Embarking on a smoother financial journey starts with effective cash flow planning. Cash flow is like the oxygen that keeps a business alive and running smoothly. It’s the money circulating in and out of a business, from income and expenses to investments and back, ensuring a continuous and healthy financial cycle.

“The working capital cycle, or business cycle, is the length of time from purchasing raw materials to receiving cash from the sale of finished goods. Businesses may face challenges when they must pay suppliers before generating cash from selling their goods.

A shorter business cycle is beneficial as it helps businesses free up cash faster for other needs, while a longer business cycle requires more working capital to sustain operations, as cash is tied for a prolonged period,” says Naidoo.

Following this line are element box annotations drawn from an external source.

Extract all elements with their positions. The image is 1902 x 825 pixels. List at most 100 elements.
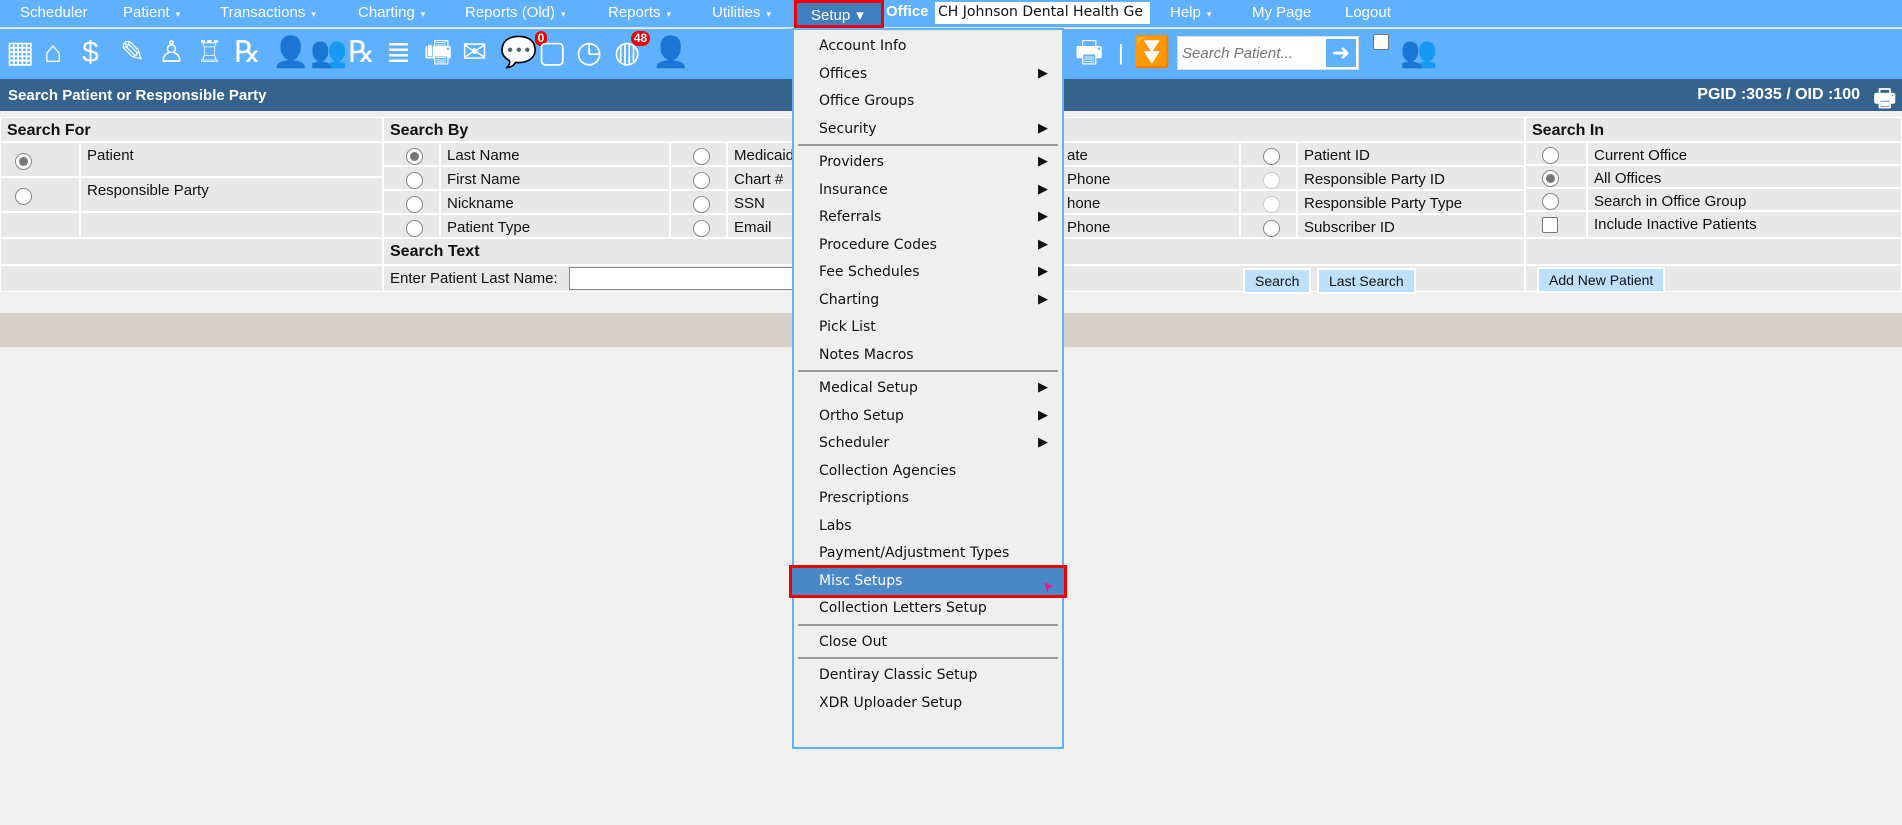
messages-icon[interactable]: 💬 0 xyxy=(500,31,548,71)
include-inactive-checkbox[interactable] xyxy=(1542,217,1558,233)
add-patient-icon[interactable]: 👤 xyxy=(272,35,309,71)
toolbar-checkbox[interactable] xyxy=(1373,34,1389,50)
crown-icon[interactable]: ♖ xyxy=(196,35,223,71)
menu-item-collection-letters-setup[interactable]: Collection Letters Setup xyxy=(794,595,1062,623)
empty-cell xyxy=(80,212,383,238)
menu-item-labs[interactable]: Labs xyxy=(794,513,1062,541)
radio-search-by[interactable] xyxy=(1262,196,1280,213)
caret-down-icon: ▾ xyxy=(1206,9,1212,19)
nav-utilities[interactable]: Utilities ▾ xyxy=(712,4,771,21)
caret-down-icon: ▾ xyxy=(766,9,771,19)
calendar-icon[interactable]: ▦ xyxy=(6,35,34,71)
add-new-patient-button[interactable]: Add New Patient xyxy=(1537,267,1666,293)
menu-item-label: Ortho Setup xyxy=(819,407,904,424)
option-label: Responsible Party xyxy=(80,177,383,212)
menu-item-ortho-setup[interactable]: Ortho Setup ▶ xyxy=(794,403,1062,431)
menu-item-label: Collection Letters Setup xyxy=(819,600,987,616)
radio-search-by[interactable] xyxy=(405,148,423,165)
notes-icon[interactable]: ✎ xyxy=(120,35,145,71)
radio-patient[interactable] xyxy=(15,153,32,170)
divider: | xyxy=(1118,40,1124,65)
top-nav: Scheduler Patient ▾ Transactions ▾ Charting ▾ R… xyxy=(0,0,1902,28)
radio-search-by[interactable] xyxy=(405,196,423,213)
radio-cell xyxy=(1525,142,1587,165)
menu-item-close-out[interactable]: Close Out xyxy=(794,629,1062,657)
menu-item-collection-agencies[interactable]: Collection Agencies xyxy=(794,458,1062,486)
online-icon[interactable]: ◍ 48 xyxy=(614,31,651,71)
menu-item-security[interactable]: Security ▶ xyxy=(794,116,1062,144)
menu-item-pick-list[interactable]: Pick List xyxy=(794,314,1062,342)
chat-icon[interactable]: ▢ xyxy=(538,35,566,71)
radio-search-by[interactable] xyxy=(1262,220,1280,237)
radio-search-by[interactable] xyxy=(405,172,423,189)
prescription-icon[interactable]: ℞ xyxy=(348,35,375,71)
menu-item-label: Referrals xyxy=(819,209,882,225)
notepad-icon[interactable]: ≣ xyxy=(386,35,411,71)
nav-setup[interactable]: Setup ▾ xyxy=(794,0,884,28)
radio-search-by[interactable] xyxy=(1262,148,1280,165)
radio-search-in[interactable] xyxy=(1542,170,1559,187)
radio-search-by[interactable] xyxy=(692,196,710,213)
clock-icon[interactable]: ◷ xyxy=(576,35,602,71)
empty-cell xyxy=(0,238,383,265)
nav-patient[interactable]: Patient ▾ xyxy=(123,4,180,21)
user-phone-icon[interactable]: 👤 xyxy=(652,35,689,71)
menu-item-insurance[interactable]: Insurance ▶ xyxy=(794,177,1062,205)
menu-item-medical-setup[interactable]: Medical Setup ▶ xyxy=(794,375,1062,403)
nav-help[interactable]: Help ▾ xyxy=(1170,4,1211,21)
menu-item-scheduler[interactable]: Scheduler ▶ xyxy=(794,430,1062,458)
nav-scheduler[interactable]: Scheduler xyxy=(20,4,88,21)
radio-search-by[interactable] xyxy=(692,220,710,237)
nav-label: Scheduler xyxy=(20,4,88,21)
nav-logout[interactable]: Logout xyxy=(1345,4,1391,21)
menu-item-payment-adjustment-types[interactable]: Payment/Adjustment Types xyxy=(794,540,1062,568)
menu-item-notes-macros[interactable]: Notes Macros xyxy=(794,342,1062,370)
empty-cell xyxy=(0,212,80,238)
menu-item-procedure-codes[interactable]: Procedure Codes ▶ xyxy=(794,232,1062,260)
menu-item-account-info[interactable]: Account Info xyxy=(794,33,1062,61)
nav-reports-old-[interactable]: Reports (Old) ▾ xyxy=(465,4,566,21)
menu-item-providers[interactable]: Providers ▶ xyxy=(794,149,1062,177)
radio-search-in[interactable] xyxy=(1542,193,1559,210)
menu-item-xdr-uploader-setup[interactable]: XDR Uploader Setup xyxy=(794,690,1062,718)
print-icon[interactable]: 🖶 xyxy=(1873,81,1896,122)
add-family-icon[interactable]: 👥 xyxy=(310,35,347,71)
mail-icon[interactable]: ✉ xyxy=(462,35,487,71)
radio-search-by[interactable] xyxy=(1262,172,1280,189)
expand-icon[interactable]: ⏬ xyxy=(1133,35,1170,71)
search-button[interactable]: Search xyxy=(1243,268,1312,294)
nav-charting[interactable]: Charting ▾ xyxy=(358,4,425,21)
menu-item-office-groups[interactable]: Office Groups xyxy=(794,88,1062,116)
menu-item-referrals[interactable]: Referrals ▶ xyxy=(794,204,1062,232)
menu-item-charting[interactable]: Charting ▶ xyxy=(794,287,1062,315)
tooth-icon[interactable]: ♙ xyxy=(158,35,185,71)
submenu-arrow-icon: ▶ xyxy=(1038,380,1048,395)
radio-search-in[interactable] xyxy=(1542,147,1559,164)
menu-item-label: Scheduler xyxy=(819,435,890,451)
treatment-icon[interactable]: ℞ xyxy=(234,35,261,71)
menu-item-offices[interactable]: Offices ▶ xyxy=(794,61,1062,89)
patient-search-input[interactable] xyxy=(1182,38,1322,68)
radio-search-by[interactable] xyxy=(692,172,710,189)
nav-transactions[interactable]: Transactions ▾ xyxy=(220,4,316,21)
home-icon[interactable]: ⌂ xyxy=(44,35,62,71)
menu-item-dentiray-classic-setup[interactable]: Dentiray Classic Setup xyxy=(794,662,1062,690)
caret-down-icon: ▾ xyxy=(420,9,426,19)
submenu-arrow-icon: ▶ xyxy=(1038,236,1048,252)
office-select[interactable]: CH Johnson Dental Health Ge xyxy=(935,2,1150,24)
nav-label: Setup xyxy=(811,7,851,24)
menu-item-fee-schedules[interactable]: Fee Schedules ▶ xyxy=(794,259,1062,287)
last-search-button[interactable]: Last Search xyxy=(1317,268,1416,294)
radio-search-by[interactable] xyxy=(405,220,423,237)
group-icon[interactable]: 👥 xyxy=(1400,35,1437,71)
menu-item-prescriptions[interactable]: Prescriptions xyxy=(794,485,1062,513)
radio-responsible-party[interactable] xyxy=(15,188,32,205)
billing-icon[interactable]: $ xyxy=(82,35,99,71)
radio-search-by[interactable] xyxy=(692,148,710,165)
print-scan-icon[interactable]: 🖶 xyxy=(1075,35,1103,71)
nav-mypage[interactable]: My Page xyxy=(1252,4,1311,21)
search-go-button[interactable]: ➜ xyxy=(1326,39,1356,67)
scanner-icon[interactable]: 🖷 xyxy=(424,35,452,71)
menu-item-misc-setups[interactable]: Misc Setups ➤ xyxy=(789,564,1067,598)
nav-reports[interactable]: Reports ▾ xyxy=(608,4,671,21)
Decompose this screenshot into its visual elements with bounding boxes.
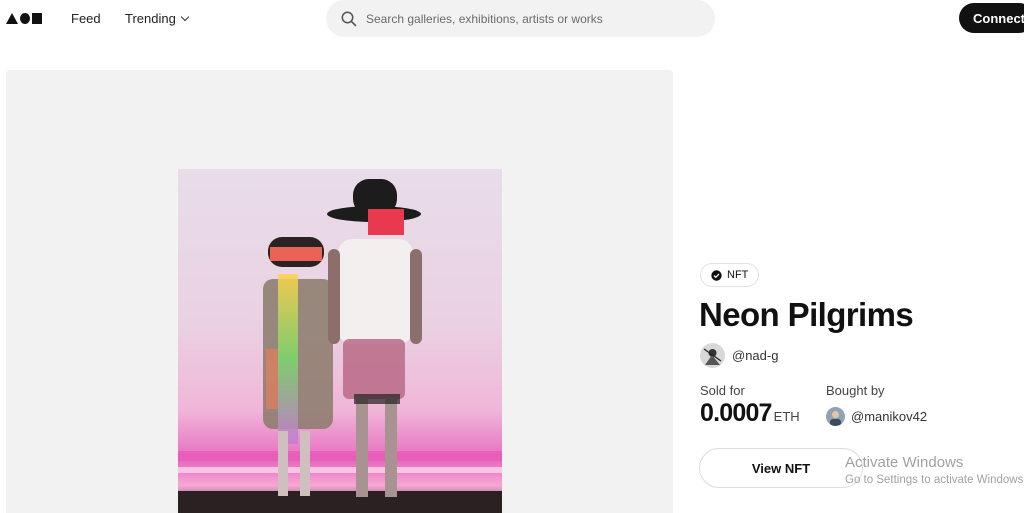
logo-triangle-shape: [6, 12, 18, 24]
buyer-avatar: [826, 407, 845, 426]
activate-windows-title: Activate Windows: [845, 454, 964, 471]
creator-handle: @nad-g: [732, 348, 779, 363]
artwork-display-panel: [6, 70, 673, 513]
bought-by-label: Bought by: [826, 383, 885, 398]
buyer-link[interactable]: @manikov42: [826, 407, 927, 426]
sold-price: 0.0007 ETH: [700, 399, 800, 428]
sold-price-value: 0.0007: [700, 399, 772, 427]
view-nft-button[interactable]: View NFT: [699, 448, 863, 488]
logo-circle-shape: [20, 12, 30, 24]
nav-feed-link[interactable]: Feed: [71, 11, 101, 26]
creator-link[interactable]: @nad-g: [700, 343, 778, 368]
creator-avatar: [700, 343, 725, 368]
aom-logo[interactable]: [6, 11, 42, 25]
nft-badge: NFT: [700, 263, 760, 287]
nav-trending-label: Trending: [125, 11, 176, 26]
artwork-image[interactable]: [178, 169, 502, 513]
sold-for-label: Sold for: [700, 383, 745, 398]
nav-trending-dropdown[interactable]: Trending: [125, 11, 190, 26]
verified-badge-icon: [711, 269, 722, 281]
activate-windows-subtitle: Go to Settings to activate Windows.: [845, 474, 1024, 486]
logo-square-shape: [32, 12, 42, 24]
nft-badge-label: NFT: [727, 269, 749, 281]
sold-price-unit: ETH: [773, 409, 800, 424]
artwork-title: Neon Pilgrims: [699, 296, 914, 333]
search-input[interactable]: [366, 11, 686, 26]
search-bar[interactable]: [326, 0, 715, 37]
search-icon: [340, 10, 358, 28]
chevron-down-icon: [180, 12, 190, 21]
connect-button[interactable]: Connect: [959, 3, 1024, 33]
buyer-handle: @manikov42: [851, 409, 928, 424]
top-nav-bar: Feed Trending Connect: [0, 0, 1024, 38]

Cash flow forecasting is like planning for continuous, essential financial oxygen for your business. To determine the cash flow gap that could be bridged with additional funding, analyse your sales forecast, and subtract anticipated expenses. Align this with business goals to ensure the funding addresses your specific needs. Key aspects of cash flow planning include:

  • Strategic goal alignment: Make sure you align the cash flow plan with business objectives by outlining detailed short and long-term goals. Consider the associated costs to ensure your financial roadmap supports the broader vision for sustainable growth.
  • Market research: Understand industry and market trends to gauge potential demand.
  • Sales forecasting: Predict future sales to anticipate incoming cash. By analysing past trends and figuring out what’s coming up next, business owners can forecast future income and expenses, to avoid running low on funds and to keep operations running smoothly. Businesses may use bank statements and transaction records, sales receipts, and invoices to do this.
  • Credit terms: Negotiate favourable payment terms with suppliers and manage customer credit terms wisely.
  • Invoice management: Invoice promptly, encourage upfront payments and follow up on payments to ensure steady cash inflow.
  • Emergency fund: Maintain a reserve to handle unforeseen expenses.
  • Review regularly: Regularly assess your cash flow plan and adjust based on actual performance.

Navigating the SME funding landscape involves more than just cash flow projections. One of the biggest challenges for SMEs is getting the correct form of funding.

Businesses owners may proactively adopt the following practices, to get their businesses bank funding ready:

  • Ensure cash is deposited into your business account. Banks rely on the digital footprint of transactions to evaluate profitability when assessing businesses for credit. Hence, banking cash makes it easier for better credit terms and funding options.
  • Having all business transactions in one place makes it easier to keep track of accounting records, income tax and audit requirements. Plus, it makes cash flow forecasting easier.
  • Embrace convenient banking tools for receiving payments. There are various devices available that are a great way to move from being cash-based to funds reflecting directly in your business accounts. Adopting digital methods ensures fast and secure transactions, without the risk of robberies, fraudulent cash transactions, and high cash handling fees.
  • Ensure the correct governance processes are in place. Financial reporting is important, hence investing in a good bookkeeper will stand you in good stead. Funders typically require certain documentation to confirm the business’s performance.
  • Ensure compliance-related obligations are adhered to. This may include FICA documentation SARS, CIPC and others.
  • Manage existing debt products to avoid overburdening business finances, and to ensure the business can comfortably service more credit.

“Careful cash flow forecasting and consideration of the factors above, can help businesses make informed decisions and determine the right amount of funding for their needs,” concludes Naidoo.